At Maputso we were grabbed by a local guy who transferred us into a small mini bus, this time we were four in the back seat with all our gear, for the one hour drive north to Butha Buthe'. We were now in the north of Lesotho, and it was 12:30 in the afternoon. Consultation with the locals revealed we had once again missed the busses to Mokhotlong and would have to wait for a mini bus taxi. This time we signed up onto a list for the long drive east. After hanging around for two hours, 16 of us crowded into a small bus. Unfortunately I checked out the vehicle before climbing in, aside from a fantastic stereo system, I noticed a shiny set of mag wheels, covered in very very bald tires, not good with the rain clouds coming in.

The next three hours were just agony, crammed into a small place, our bags on our laps, extreme heat, then thunderous rain. At some point along the way I remember passing the Lesotho Ski Fields, I may have been hallucinating from the pain. Let me just say on arrival at Mokhotlong I was so relieved that we were able to find room in the local Hotel (we had not booked because of not knowing just how far around the country we could get in one day).

After a short nap, we were up again at 5am to cross the Sani Pass, famous in South Africa as a 4x4 road linking the remote kingdom of Lesotho with KwaZulu Natal. After standing around in the cold at the local bus station (a field in the middle of nowhere) we were treated to the sunrise, the mountains turned from a murky grey colour, to a pale red, and finally to green. For the bus trip we bought our standard meal, locally made bread (with no toilet stops we normally dehydrate ourselves for long trips so no drinks today).

I now have a newfound respect for the Toyota Hi Ace 4x4, especially imported to provide a taxi service across the Sani Pass. While South Africans were driving the road in their fancy 4x4's with GPS and all their gadgets, we sped, and I mean sped, over that road in a way that should not be possible. We reached the Lesotho border post in an hour, driving over rough windy gravel roads that climbed up to the summit.
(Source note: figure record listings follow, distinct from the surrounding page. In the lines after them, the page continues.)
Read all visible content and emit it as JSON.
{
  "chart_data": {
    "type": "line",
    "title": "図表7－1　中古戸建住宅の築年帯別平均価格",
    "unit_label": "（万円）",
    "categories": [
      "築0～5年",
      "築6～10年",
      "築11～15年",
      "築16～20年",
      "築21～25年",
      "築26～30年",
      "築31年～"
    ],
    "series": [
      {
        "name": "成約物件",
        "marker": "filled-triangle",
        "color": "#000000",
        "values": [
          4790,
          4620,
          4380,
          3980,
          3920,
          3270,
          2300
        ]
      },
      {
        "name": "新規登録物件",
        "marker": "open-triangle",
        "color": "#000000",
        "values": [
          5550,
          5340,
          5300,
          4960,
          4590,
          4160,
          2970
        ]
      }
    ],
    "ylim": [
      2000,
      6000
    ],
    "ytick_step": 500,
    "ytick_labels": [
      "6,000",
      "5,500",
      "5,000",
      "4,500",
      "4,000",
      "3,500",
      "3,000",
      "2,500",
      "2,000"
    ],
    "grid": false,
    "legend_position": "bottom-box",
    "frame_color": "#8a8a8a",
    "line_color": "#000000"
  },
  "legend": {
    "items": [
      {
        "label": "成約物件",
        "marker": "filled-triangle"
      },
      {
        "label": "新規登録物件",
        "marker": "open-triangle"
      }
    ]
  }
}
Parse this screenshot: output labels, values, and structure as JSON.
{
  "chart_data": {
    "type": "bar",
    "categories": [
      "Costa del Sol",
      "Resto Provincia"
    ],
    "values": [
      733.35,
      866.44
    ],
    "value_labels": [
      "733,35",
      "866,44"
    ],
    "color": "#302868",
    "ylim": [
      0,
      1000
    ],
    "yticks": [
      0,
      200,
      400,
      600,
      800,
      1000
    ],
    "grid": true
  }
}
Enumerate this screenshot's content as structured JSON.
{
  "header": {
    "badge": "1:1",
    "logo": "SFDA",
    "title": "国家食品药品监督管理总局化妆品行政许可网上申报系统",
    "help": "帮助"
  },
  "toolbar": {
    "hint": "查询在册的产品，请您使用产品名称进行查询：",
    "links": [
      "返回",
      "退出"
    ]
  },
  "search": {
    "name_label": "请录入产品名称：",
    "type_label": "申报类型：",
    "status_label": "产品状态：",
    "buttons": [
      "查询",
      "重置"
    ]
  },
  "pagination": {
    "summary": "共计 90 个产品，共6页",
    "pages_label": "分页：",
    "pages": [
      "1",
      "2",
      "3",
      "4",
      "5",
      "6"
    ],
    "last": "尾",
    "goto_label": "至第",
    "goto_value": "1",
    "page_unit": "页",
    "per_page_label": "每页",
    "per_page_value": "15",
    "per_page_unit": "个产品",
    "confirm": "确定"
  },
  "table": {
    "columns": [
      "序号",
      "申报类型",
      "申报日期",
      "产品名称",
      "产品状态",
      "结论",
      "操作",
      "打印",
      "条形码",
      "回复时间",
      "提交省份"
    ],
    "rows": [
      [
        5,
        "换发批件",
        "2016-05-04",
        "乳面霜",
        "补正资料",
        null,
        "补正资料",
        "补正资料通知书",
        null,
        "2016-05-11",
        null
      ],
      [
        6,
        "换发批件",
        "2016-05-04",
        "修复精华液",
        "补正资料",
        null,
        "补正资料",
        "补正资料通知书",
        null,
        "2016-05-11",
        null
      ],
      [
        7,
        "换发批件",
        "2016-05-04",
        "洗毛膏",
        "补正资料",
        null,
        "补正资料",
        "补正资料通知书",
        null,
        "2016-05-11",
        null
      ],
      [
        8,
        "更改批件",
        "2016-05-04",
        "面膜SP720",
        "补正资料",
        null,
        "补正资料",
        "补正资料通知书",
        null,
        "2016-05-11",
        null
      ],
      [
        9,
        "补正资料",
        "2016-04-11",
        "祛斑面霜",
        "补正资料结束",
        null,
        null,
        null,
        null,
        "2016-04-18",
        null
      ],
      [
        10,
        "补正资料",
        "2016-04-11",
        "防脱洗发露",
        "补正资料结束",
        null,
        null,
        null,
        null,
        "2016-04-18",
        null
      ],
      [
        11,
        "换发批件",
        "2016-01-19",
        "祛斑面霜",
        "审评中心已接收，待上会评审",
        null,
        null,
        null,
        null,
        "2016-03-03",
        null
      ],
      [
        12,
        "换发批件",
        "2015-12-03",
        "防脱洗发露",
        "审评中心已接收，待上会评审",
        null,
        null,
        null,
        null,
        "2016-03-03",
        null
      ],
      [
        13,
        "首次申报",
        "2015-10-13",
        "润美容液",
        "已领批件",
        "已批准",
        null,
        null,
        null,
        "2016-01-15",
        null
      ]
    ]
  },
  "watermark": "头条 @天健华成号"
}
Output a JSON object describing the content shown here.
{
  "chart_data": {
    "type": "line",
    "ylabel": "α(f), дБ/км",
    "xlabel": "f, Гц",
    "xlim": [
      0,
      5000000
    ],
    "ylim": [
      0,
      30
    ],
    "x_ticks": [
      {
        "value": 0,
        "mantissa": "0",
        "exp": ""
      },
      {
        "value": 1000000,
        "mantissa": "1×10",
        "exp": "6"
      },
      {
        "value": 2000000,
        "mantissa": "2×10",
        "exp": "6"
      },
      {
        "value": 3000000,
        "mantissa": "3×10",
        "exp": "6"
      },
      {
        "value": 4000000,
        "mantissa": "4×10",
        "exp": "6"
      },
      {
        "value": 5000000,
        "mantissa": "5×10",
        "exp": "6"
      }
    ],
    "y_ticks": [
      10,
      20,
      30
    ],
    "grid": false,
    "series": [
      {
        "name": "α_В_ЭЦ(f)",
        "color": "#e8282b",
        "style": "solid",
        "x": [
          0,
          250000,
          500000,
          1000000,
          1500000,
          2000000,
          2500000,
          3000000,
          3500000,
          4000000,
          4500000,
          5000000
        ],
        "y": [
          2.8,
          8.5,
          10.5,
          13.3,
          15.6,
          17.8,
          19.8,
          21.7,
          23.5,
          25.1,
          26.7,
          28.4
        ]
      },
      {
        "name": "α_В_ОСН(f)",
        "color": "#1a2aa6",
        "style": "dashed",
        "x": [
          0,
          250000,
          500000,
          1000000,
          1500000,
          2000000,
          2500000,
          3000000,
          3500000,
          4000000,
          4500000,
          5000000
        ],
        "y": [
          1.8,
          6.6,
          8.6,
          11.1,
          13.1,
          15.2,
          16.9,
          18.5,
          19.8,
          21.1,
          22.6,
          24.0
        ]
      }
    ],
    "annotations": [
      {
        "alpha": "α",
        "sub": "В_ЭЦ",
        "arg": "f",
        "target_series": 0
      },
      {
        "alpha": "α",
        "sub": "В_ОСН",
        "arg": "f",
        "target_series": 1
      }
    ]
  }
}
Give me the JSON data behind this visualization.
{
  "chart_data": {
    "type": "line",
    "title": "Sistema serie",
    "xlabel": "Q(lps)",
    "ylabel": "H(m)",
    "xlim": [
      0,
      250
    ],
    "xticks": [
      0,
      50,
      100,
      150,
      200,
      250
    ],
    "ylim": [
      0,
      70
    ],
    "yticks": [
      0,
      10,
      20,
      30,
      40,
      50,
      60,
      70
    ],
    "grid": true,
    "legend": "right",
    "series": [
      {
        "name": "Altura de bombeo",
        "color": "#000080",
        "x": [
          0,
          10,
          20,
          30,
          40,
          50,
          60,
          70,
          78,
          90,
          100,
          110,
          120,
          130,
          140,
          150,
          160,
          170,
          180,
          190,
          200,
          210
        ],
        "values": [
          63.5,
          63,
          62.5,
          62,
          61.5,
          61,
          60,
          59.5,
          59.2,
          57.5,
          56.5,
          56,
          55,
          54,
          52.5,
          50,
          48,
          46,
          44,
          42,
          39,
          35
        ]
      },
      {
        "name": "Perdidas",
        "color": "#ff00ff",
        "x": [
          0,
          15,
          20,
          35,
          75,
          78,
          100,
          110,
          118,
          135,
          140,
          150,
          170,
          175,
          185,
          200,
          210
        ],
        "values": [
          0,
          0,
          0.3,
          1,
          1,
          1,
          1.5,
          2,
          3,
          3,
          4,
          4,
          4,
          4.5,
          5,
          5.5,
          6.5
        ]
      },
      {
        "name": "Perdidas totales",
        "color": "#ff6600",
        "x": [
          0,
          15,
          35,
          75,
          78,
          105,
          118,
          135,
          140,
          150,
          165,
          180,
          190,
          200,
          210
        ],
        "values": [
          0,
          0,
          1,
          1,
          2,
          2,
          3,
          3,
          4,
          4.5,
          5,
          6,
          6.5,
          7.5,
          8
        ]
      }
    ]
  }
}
After getting stamped through, the road immediately degenerated, big rocks and ditches covering the road, hairpin bends winding backwards and forwards as we rapidly dropped downwards. By the time we had reached the South African border at the bottom of the pass we were all in excellent moods. Other than smelling our bags for weed, we were let back into South Africa without a second glance. Our stop for the next few days being the Sani Lodge to enjoy the Drakensberg Mountains.

Over the last two days we had managed to complete a mission journey, totally unplanned on public transport over some of the most amazing roads and landscapes I have ever seen (even if Donna did sleep through some of the best bits).